Can't remember if psoriatic arthritis inflames the synovium like RA does, but if so, you definitely should keep the joint forces low during a flare-up. This would mean both no running and maximum shoe cushioning.
I understand the appeal of barefoot running, but I just don't think they are appropriate for most runners.
Best of luck to you in dealing with your condition.
Maybe this could be considered? Arguably, barefoot running is not necessarily bad for arthritic joints as long as it is combined with a "forefoot impact technique". In other words, the way some Africans run on their bare feet. The large number of joints in the forefoot and midfoot become involved in the absorption of the landing forces, rather that the "pile-driver" impact of the heel-first pattern shoe-wearers display. It is so far, just assumption of course, but I did try to run barefoot with a focus on landing on the fore and midfoot - a lot of work in the calves, but much softer on my knees and back. And no foot pain.

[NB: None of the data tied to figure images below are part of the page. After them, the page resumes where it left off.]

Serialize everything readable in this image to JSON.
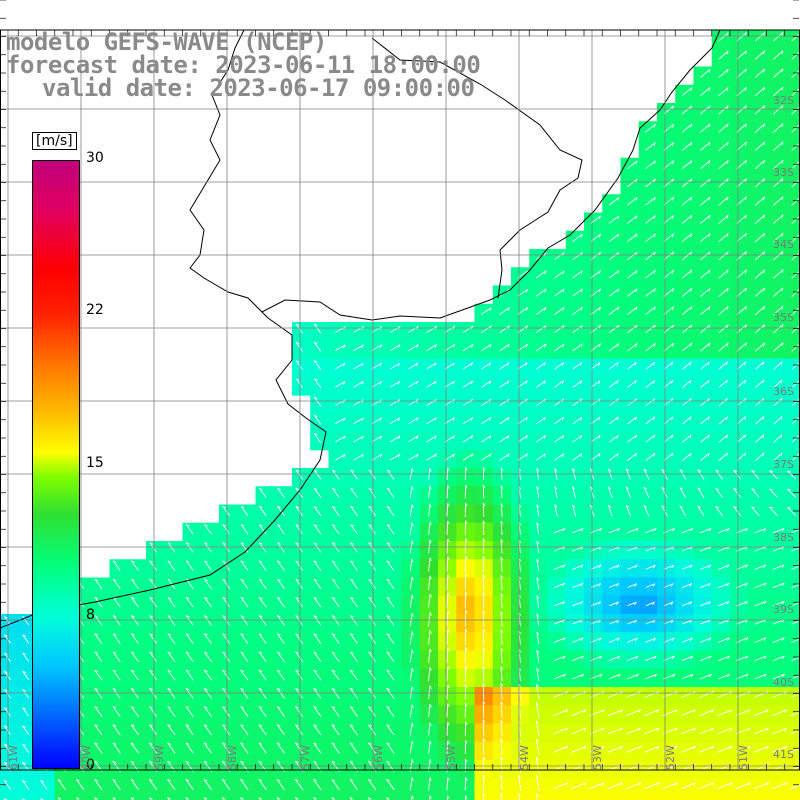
{
  "title": {
    "line1": "modelo GEFS-WAVE (NCEP)",
    "line2": "forecast date: 2023-06-11 18:00:00",
    "line3": "valid date: 2023-06-17 09:00:00"
  },
  "colorbar": {
    "unit": "[m/s]",
    "ticks": [
      "30",
      "22",
      "15",
      "8",
      "0"
    ],
    "colors": [
      "#0000ff",
      "#00c8ff",
      "#00ff80",
      "#80ff00",
      "#ffff00",
      "#ff7000",
      "#ff0000",
      "#c0007a"
    ]
  },
  "lat_labels": [
    "32S",
    "33S",
    "34S",
    "35S",
    "36S",
    "37S",
    "38S",
    "39S",
    "40S",
    "41S"
  ],
  "lon_labels": [
    "61W",
    "60W",
    "59W",
    "58W",
    "57W",
    "56W",
    "55W",
    "54W",
    "53W",
    "52W",
    "51W"
  ],
  "map_style": {
    "land_color": "#ffffff",
    "grid_color": "#7f7f7f",
    "coast_color": "#000000",
    "arrow_color": "#ffffff"
  }
}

I seem to remember that the developer for the five-toe barefoot shoe based the concept on the fore- and midfoot running gait. There is a prof at Cambridge who studies this, AND runs barefoot himself. Forgot his name....
Joined: December 22, 2007
Look up "barefoot professor" on youtube. I think the guy you might be thinking of Bas is actually from MIT. He's an anthropologist.
I run in them for approximately 10-20% of my weekly mileage. Pretty consistent research showing that barefoot style running (not just being barefoot) results in rather significant reductions in ground reaction forces.

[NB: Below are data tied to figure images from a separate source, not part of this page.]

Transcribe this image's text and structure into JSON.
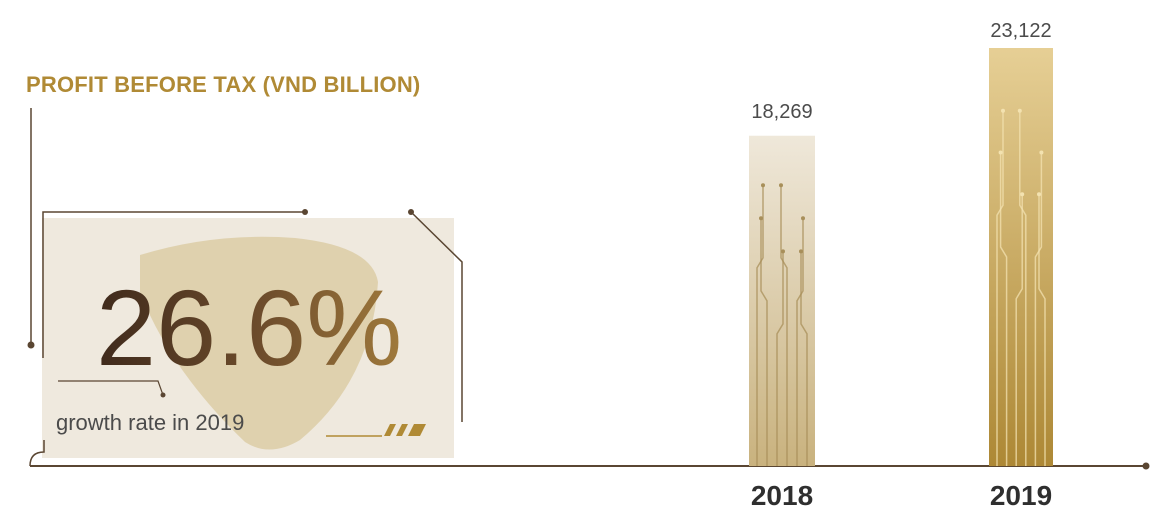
{
  "headline": {
    "percent": "26.6%",
    "caption": "growth rate in 2019"
  },
  "colors": {
    "title_gold": "#b08a35",
    "line_brown": "#5a4632",
    "bar_2018_light": "#ece4d2",
    "bar_2018_dark": "#c8b07a",
    "bar_2019_light": "#e2ca8c",
    "bar_2019_dark": "#b08a35"
  },
  "chart_data": {
    "type": "bar",
    "title": "PROFIT BEFORE TAX (VND BILLION)",
    "categories": [
      "2018",
      "2019"
    ],
    "values": [
      18269,
      23122
    ],
    "value_labels": [
      "18,269",
      "23,122"
    ],
    "ylim": [
      0,
      23122
    ]
  }
}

I'd also suggest reading Born to Run on the origins of the modern running shoe and the avalanche of running injuries from overstriding. Great stuff. I still use my Brooks for the bulk of my running, but have definitely adopted more of a barefoot running gait. Knock on wood - no injuries and my HR at given paces are significantly lower.
< Message edited by TexasOrtho -- August 11, 2010 1:56:23 PM >
Joined: March 1, 2003
Thanks so much. I have not been able to distance walk, (3 miles is about my limit) let alone run. It is a disease medically treated the same as RA but there is less joint involvement in PsA. I am sick of biking and swimming, and will continue to try to improve my tolerance (a year ago could barely walk a block so guess I am a little impatient). I actually feel best when beach walking or hiking so that is why I was interested in knowing more about these shoes! I used to do a few half marathons and some 5ks and it is my goal to SLOWLY return to these activities so I appreciate the input.